The Greenlandic language is no stranger to online tools. Oqaasileriffik, the national language secretariat, has a number publicly available language aids. Yet, with the exception of a downloadable spell-checker for word-processors and online Greenlandic-Danish dictionary, what the organization has on offer appeals more to the linguist than the language user.
That is due to change with the development of a machine-translation program of the sort popularized by Google.
Naalakkersuisut, the elected government, has announced it will spend 10 million kroner ($1.5 million) over the next five years to develop a machine-translation program of its own for Greenlandic. Doing so will, in part, help reduce its budget for translation and interpretation services, and allow language staff to concentrate on more complicated tasks.
To start with, the project will focus on translating between the Kalaallisut dialect of Greenlandic (the official language) and Danish (the former official language). Mostly this is because this is where the need is greatest, according to Per Langgård, Oqaasileriffik’s language-technology lead, but it is also where there is an existing body of easily comparable texts.
The second bit is important because, to prime the pump of machine-translation tools, those making them need do more than just link individual words across languages, they also need to program them to understand how those words fit together to make sentences and paragraphs, oftentimes with different meanings depending on the context.
To do this, previous generations of translation tools have used a technology known as statistical machine translation, in which a program comes up with a version in the target language by comparing huge quantities of text and coming up with what is the most likely meaning.

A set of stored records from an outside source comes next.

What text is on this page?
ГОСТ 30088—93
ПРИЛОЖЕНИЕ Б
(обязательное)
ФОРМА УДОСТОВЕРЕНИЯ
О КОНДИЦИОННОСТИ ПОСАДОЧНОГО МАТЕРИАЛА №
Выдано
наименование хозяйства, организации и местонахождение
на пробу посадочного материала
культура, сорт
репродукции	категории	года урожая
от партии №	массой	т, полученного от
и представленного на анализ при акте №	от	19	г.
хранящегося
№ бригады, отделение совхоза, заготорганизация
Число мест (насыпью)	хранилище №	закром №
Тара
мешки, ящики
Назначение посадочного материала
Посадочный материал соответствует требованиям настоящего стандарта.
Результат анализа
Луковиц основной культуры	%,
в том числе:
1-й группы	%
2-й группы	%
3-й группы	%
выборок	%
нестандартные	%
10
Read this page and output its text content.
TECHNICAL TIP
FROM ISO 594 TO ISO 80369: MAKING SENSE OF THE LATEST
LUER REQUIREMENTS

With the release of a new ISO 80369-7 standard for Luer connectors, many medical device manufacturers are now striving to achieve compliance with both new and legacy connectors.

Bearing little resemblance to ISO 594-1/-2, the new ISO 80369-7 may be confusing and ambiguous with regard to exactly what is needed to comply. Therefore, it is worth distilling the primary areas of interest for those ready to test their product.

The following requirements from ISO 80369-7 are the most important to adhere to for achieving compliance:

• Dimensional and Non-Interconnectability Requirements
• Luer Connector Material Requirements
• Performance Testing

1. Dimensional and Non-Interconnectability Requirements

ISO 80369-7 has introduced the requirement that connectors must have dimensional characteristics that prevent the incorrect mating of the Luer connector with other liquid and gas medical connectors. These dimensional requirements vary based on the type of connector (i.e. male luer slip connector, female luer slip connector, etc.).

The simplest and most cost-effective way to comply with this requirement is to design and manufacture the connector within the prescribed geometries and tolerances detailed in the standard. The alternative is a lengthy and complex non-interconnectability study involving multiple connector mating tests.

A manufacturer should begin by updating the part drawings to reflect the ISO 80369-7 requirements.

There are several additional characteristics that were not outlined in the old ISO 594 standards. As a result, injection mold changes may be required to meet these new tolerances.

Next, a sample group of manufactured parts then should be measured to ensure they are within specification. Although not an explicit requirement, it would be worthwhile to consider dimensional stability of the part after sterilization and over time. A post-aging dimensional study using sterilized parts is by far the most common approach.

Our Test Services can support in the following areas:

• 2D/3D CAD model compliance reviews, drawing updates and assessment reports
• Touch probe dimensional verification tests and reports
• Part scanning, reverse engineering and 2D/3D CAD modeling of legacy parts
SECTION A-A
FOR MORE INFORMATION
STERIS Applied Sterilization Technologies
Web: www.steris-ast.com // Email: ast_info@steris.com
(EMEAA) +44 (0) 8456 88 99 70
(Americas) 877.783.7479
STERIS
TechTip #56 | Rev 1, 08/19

Typically, this renders translations that give users the gist of what the original version was about, but little else. The method is adequate for languages that are close linguistically, or where there are large volumes of text that can be compared. Because Greenlandic is vastly different from other types of languages, it would render translations that were mostly gibberish.
“It is a technology that would be totally impossible to apply to a polysynthetic language,” Langgård says. By “polysynthetic,” he means a language in which single words are composed of multiple elements to make up a complex thought.
This results in words that, even for native speakers, are dauntingly long. The longest word in Greenlandic, for example, is reputed to be nalunaarasuartaatilioqateeraliorfinnialikkersaatiginialikkersaatilillaranatagoorunarsuarrooq, (hear it pronounced), meaning ‘once again they tried to build a radio station, but apparently it is still only on the drawing board’.
To get around this, the program will use artificial intelligence, which, instead of power, uses finesse to look for patterns between two languages. Generally, this results in translations that appear more natural to native speakers.
The process of making up the machine-translation program will have the added benefit of tidying up databases and other source texts in Greenlandic. The knock-on benefit of that, according to Langgård, will be that when a decision is made to add new languages, English being the most likely candidate, the process will be far faster.
Another benefit of using an artificial-intelligence-based program is that, like human intelligence, it improves the more it is used.
“Our translation tool is going to be intelligent,” Langgård says. “It will literally learn to understand Greenlandic.”
Even with this capacity, Oqaasileriffik is keeping its expectations low. The service will probably be most useful for short, work-related messages. Legal documents and news articles will still be too complicated, but where the line between clear and garbled falls will depend in large part on funding, Langgård reckons.
For the time being at least, making machine translations completely intelligible will still require the human touch.